Canterbury's tradition continues

Cavaliers win their 5th state title in six years

– Canterbury’s toughest opponent may have been boredom.

The tradition- and talent-rich girls basketball program has been spoiled by its recent state success, and it almost caught up with them Saturday in the Class A state title game at Indiana State’s Hulman Center.

Riding high and then suddenly riding low, the Cavaliers were able to even things out in time to beat Vincennes Rivet 42-35 for their fifth state championship in the last six years.

“That’s what coach (Wayne Kreiger) points out,” junior Kindell Fincher said of the team’s tendency to relax. “He has to remind us to play through all 32 minutes.”

Just when a 14-point halftime lead had been whittled to one, Kreiger called a timeout to get the Cavaliers back on track.

“During the lull, coach called a timeout and got our minds in the right place so we could come out and put the pedal to the metal,” senior Bailey Farley said. “We eased up a little bit where we could have kept pushing.”

Rivet cut a 30-16 halftime lead to 36-35 in the fourth after a 12-0 run.

Kreiger said the team got tired and had to fight through the fatigue.

“I told them that we had worked too hard to get to this point to let tired take over,” Kreiger said. “There was enough pride in these kids that they were able to pick it up.”

The top-ranked Cavaliers (25-3) have beaten the No. 4 Patriots (22-5) in three state title games – 2009, 2010 and 2013.

“It feels like the first one, the same excitement and same feeling but maybe just a little bit more because I knew coming in it was going to be my last game with these girls that I have grown so close to,” said Farley, who has won state titles in 2010, 2012 and 2013. “I couldn’t imagine a better way to go out of my high school career.”

Fincher finished with 17 points and a class basketball-era state finals record 19 rebounds, 13 in the first half.

The previous record of 17 was shared by two players, including former Cavalier standout Tabitha Gerardot, who did it in 2008 and 2009.

“I was really excited,” Fincher said of hearing of the record. “My goal was 20 at the beginning of the game.”

Sophomore Darby Maggard added 11 points.

“You have to say you might lose this game, and it should motivate you,” Maggard said of the big lead disappearing. “Canterbury has never been in a state championship game where they have lost, and we didn’t want to be the first to do that.”

Canterbury led 36-28 after the third quarter after Rivet’s Kelsey Ivers (17 points) hit a last-second three-pointer.

The Cavaliers regrouped by switching to a 1-2-2 defense with senior Aaliyah Gaines at the point of attack.

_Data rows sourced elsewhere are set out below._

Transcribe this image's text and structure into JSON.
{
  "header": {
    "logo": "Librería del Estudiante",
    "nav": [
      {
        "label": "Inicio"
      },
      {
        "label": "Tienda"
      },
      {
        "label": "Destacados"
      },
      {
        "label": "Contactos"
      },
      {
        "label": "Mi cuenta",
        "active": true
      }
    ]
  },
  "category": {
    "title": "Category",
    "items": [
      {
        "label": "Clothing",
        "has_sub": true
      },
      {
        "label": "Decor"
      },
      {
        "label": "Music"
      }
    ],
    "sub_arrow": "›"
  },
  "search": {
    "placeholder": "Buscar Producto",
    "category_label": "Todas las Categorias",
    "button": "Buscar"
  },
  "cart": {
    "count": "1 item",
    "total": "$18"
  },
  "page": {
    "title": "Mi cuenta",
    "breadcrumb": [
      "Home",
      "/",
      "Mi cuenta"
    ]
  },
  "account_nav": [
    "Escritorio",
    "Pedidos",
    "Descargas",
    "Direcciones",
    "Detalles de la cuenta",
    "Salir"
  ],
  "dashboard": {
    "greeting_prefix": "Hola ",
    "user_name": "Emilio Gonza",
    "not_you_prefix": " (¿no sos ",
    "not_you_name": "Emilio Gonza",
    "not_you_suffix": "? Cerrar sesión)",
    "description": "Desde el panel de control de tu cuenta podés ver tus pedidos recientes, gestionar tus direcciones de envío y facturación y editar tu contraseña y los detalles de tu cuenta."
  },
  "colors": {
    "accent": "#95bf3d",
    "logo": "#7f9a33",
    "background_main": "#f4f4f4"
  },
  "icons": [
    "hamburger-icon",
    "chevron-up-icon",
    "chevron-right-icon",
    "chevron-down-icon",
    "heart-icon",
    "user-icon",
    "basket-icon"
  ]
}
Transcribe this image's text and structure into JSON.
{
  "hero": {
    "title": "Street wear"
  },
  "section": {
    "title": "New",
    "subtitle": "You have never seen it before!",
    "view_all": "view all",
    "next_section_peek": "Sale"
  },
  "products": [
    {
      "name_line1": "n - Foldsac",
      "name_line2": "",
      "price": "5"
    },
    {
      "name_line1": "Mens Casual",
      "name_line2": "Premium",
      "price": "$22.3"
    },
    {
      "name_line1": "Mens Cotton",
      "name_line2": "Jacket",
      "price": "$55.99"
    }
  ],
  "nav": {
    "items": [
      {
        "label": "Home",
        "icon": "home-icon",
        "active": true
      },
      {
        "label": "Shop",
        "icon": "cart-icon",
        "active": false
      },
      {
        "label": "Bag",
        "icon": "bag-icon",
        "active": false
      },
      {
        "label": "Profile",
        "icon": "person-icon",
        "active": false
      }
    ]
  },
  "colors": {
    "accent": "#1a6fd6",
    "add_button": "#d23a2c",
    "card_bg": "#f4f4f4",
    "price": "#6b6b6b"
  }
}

Canterbury scored 30 points in the first half, but had only 12 in the final two quarters.

“I knew we had it, we just had to settle down and not play the game they wanted to play,” Gaines said.

While an offense that generates a state-best 71 points per game stalled, the defense held firm.

Rivet made only 14 of 54 (26 percent) from the floor with 14 turnovers, while Canterbury was 18 of 59 (31 percent) and 10 turnovers.

“Our defense was the difference in the ballgame,” Kreiger said. “We like to transition, and we were able to do that pretty consistently in the first half, but in the second half we got a little weary and didn’t execute as well offensively. But defensively we were able to continue to get turnovers down the stretch.”